Here, then, is my question: In an industry like Craft Brewing in a market like Ontario, which is just filled with real life plucky underdogs and local boys attempting to make good, why isn’t anyone taking advantage of the ability to craft an image for the media which would make people root for them?
You’re talking about an entire industry that contains forty companies who make up five percent of the market. Their main source of product distribution is a huge government monopoly with no real impetus to change. There are at least three multinational companies controlling the other sectors of the market whose individual advertising budgets are larger than just about all of the independent companies gross annual revenues, possibly combined.
Nobody starts out in craft brewing realizing a return on their investment.

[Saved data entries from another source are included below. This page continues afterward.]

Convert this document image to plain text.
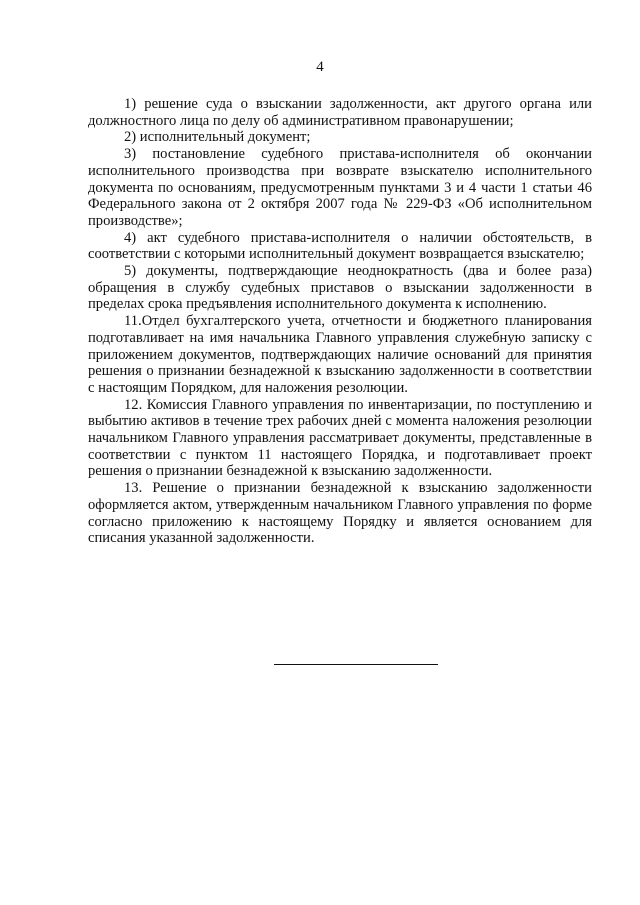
4

1) решение суда о взыскании задолженности, акт другого органа или должностного лица по делу об административном правонарушении;

2) исполнительный документ;

3) постановление судебного пристава-исполнителя об окончании исполнительного производства при возврате взыскателю исполнительного документа по основаниям, предусмотренным пунктами 3 и 4 части 1 статьи 46 Федерального закона от 2 октября 2007 года № 229-ФЗ «Об исполнительном производстве»;

4) акт судебного пристава-исполнителя о наличии обстоятельств, в соответствии с которыми исполнительный документ возвращается взыскателю;

5) документы, подтверждающие неоднократность (два и более раза) обращения в службу судебных приставов о взыскании задолженности в пределах срока предъявления исполнительного документа к исполнению.

11.Отдел бухгалтерского учета, отчетности и бюджетного планирования подготавливает на имя начальника Главного управления служебную записку с приложением документов, подтверждающих наличие оснований для принятия решения о признании безнадежной к взысканию задолженности в соответствии с настоящим Порядком, для наложения резолюции.

12. Комиссия Главного управления по инвентаризации, по поступлению и выбытию активов в течение трех рабочих дней с момента наложения резолюции начальником Главного управления рассматривает документы, представленные в соответствии с пунктом 11 настоящего Порядка, и подготавливает проект решения о признании безнадежной к взысканию задолженности.

13. Решение о признании безнадежной к взысканию задолженности оформляется актом, утвержденным начальником Главного управления по форме согласно приложению к настоящему Порядку и является основанием для списания указанной задолженности.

These are people who are understaffed even after decades of work. They are not making a huge amount of money. These are people who have voluntarily entered an industry that they absolutely and concretely know is controlled by a handful of very large multinational companies. This is a decision that they have made based on love. They love brewing; they love beer; they want to share their passion for it with you.They want you to be able to drink better beer and they are essentially risking, if not their lives, then certainly their financial solvency in order to make that happen.
And this is the best part: It’s not a fiction. Craft Brewers are absolutely the underdogs. You can use the existing narrative structure to your advantage while telling the truth! No fabrication is necessary.

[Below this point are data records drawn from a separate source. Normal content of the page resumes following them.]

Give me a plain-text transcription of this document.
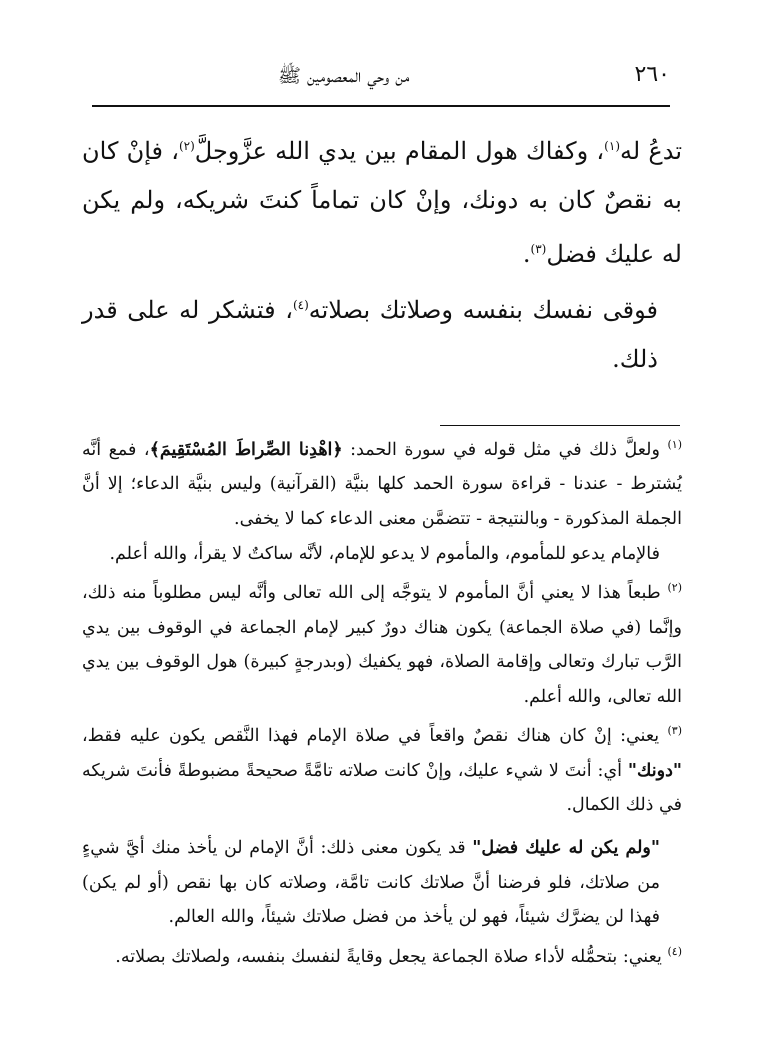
٢٦٠
من وحي المعصومين ﷺ

تدعُ له$^{(١)}$، وكفاك هول المقام بين يدي الله عزَّوجلَّ$^{(٢)}$، فإنْ كان به نقصٌ كان به دونك، وإنْ كان تماماً كنتَ شريكه، ولم يكن له عليك فضل$^{(٣)}$.

فوقى نفسك بنفسه وصلاتك بصلاته$^{(٤)}$، فتشكر له على قدر ذلك.

$^{(١)}$ ولعلَّ ذلك في مثل قوله في سورة الحمد: ﴿اهْدِنا الصِّراطَ المُسْتَقِيمَ﴾، فمع أنَّه يُشترط - عندنا - قراءة سورة الحمد كلها بنيَّة (القرآنية) وليس بنيَّة الدعاء؛ إلا أنَّ الجملة المذكورة - وبالنتيجة - تتضمَّن معنى الدعاء كما لا يخفى.

فالإمام يدعو للمأموم، والمأموم لا يدعو للإمام، لأنَّه ساكتٌ لا يقرأ، والله أعلم.

$^{(٢)}$ طبعاً هذا لا يعني أنَّ المأموم لا يتوجَّه إلى الله تعالى وأنَّه ليس مطلوباً منه ذلك، وإنَّما (في صلاة الجماعة) يكون هناك دورٌ كبير لإمام الجماعة في الوقوف بين يدي الرَّب تبارك وتعالى وإقامة الصلاة، فهو يكفيك (وبدرجةٍ كبيرة) هول الوقوف بين يدي الله تعالى، والله أعلم.

$^{(٣)}$ يعني: إنْ كان هناك نقصٌ واقعاً في صلاة الإمام فهذا النَّقص يكون عليه فقط، "دونك" أي: أنتَ لا شيء عليك، وإنْ كانت صلاته تامَّةً صحيحةً مضبوطةً فأنتَ شريكه في ذلك الكمال.

"ولم يكن له عليك فضل" قد يكون معنى ذلك: أنَّ الإمام لن يأخذ منك أيَّ شيءٍ من صلاتك، فلو فرضنا أنَّ صلاتك كانت تامَّة، وصلاته كان بها نقص (أو لم يكن) فهذا لن يضرَّك شيئاً، فهو لن يأخذ من فضل صلاتك شيئاً، والله العالم.

$^{(٤)}$ يعني: بتحمُّله لأداء صلاة الجماعة يجعل وقايةً لنفسك بنفسه، ولصلاتك بصلاته.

Beau’s already knows this: They built their media image into the brewery from the outset. They’re constantly promoting the fact that they’re local, organic, and family run. They understand the value of promotion and marketing their image. I’m relatively sure that I’ve seen more newspaper articles about them this year than I have seen for all of the other craft breweries combined. Beau’s Lug Tread won the Golden Tap Award this year for Best Regularly Produced Beer in Ontario. I don’t necessarily agree that it is the best regularly produced beer in Ontario (it’s not without its charm), but I have to concede that it is potentially the most heavily marketed craft beer in Ontario and that it has the most iconic packaging. In a contest with online voting, that’s probably functionally the same thing.

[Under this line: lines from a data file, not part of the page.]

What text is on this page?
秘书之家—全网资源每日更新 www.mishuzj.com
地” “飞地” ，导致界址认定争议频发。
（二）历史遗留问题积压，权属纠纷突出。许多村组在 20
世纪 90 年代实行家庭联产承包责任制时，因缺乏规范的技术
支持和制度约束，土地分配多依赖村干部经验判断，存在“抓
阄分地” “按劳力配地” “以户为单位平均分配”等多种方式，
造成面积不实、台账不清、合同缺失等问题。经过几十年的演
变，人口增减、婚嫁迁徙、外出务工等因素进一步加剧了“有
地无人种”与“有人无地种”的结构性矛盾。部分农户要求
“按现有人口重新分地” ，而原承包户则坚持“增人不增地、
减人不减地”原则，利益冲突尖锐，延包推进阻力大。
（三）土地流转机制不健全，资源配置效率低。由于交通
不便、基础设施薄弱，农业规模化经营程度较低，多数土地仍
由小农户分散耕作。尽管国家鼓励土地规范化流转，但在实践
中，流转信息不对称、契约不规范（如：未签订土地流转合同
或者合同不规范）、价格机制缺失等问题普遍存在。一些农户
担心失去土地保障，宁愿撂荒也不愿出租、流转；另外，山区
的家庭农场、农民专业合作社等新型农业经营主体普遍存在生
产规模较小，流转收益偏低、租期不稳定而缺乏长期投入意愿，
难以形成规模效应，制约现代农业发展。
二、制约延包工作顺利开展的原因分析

Think about the stories in the craft brewing industry. The guys at Black Oak, for instance, quit their jobs just over a decade ago to follow the dream and they work incredibly hard every day. They’re winning awards for their tenth anniversary beer. Paul Dickey has come out of semi-retirement to launch Cheshire Valley Brewing on a full time basis because it’s what he loves doing. Mike Lackey over at Great Lakes moved up to brewer after nearly 20 years with the organization and most of what he’s doing is very popular and well received. If that’s not local boy made good, I don’t know what is.
Just about every indepedent brewery in Ontario has a similar story. The truth is they’re all underdogs. If you control 0.025% of the market, it’s just a fact that you have to live with. The stories are all relatable, and I suspect that it can’t hurt to tell them since it gives the consumer something to associate the brewery with. As much as brewers want to think that it’s all about the product, it isn’t. It’s about the product and its perception and the appeal of that product to the consumer. Even the largest Ontario based Craft Brewer has a legitimate claim to exploit this inculcate societal desire to root for the underdog and if you want to expand sales and awareness it’s a powerful tool. Potentially the OCB could pull it off.
All I know is that if this force is capable of getting people to like Sean Astin’s acting, it’s capable of anything.
“……the most heavily marketed craft beer in Ontario……” *cough cough* Mill St……
Well, Mill St. does have more product placement, for sure, but it’s less savvy and less personable.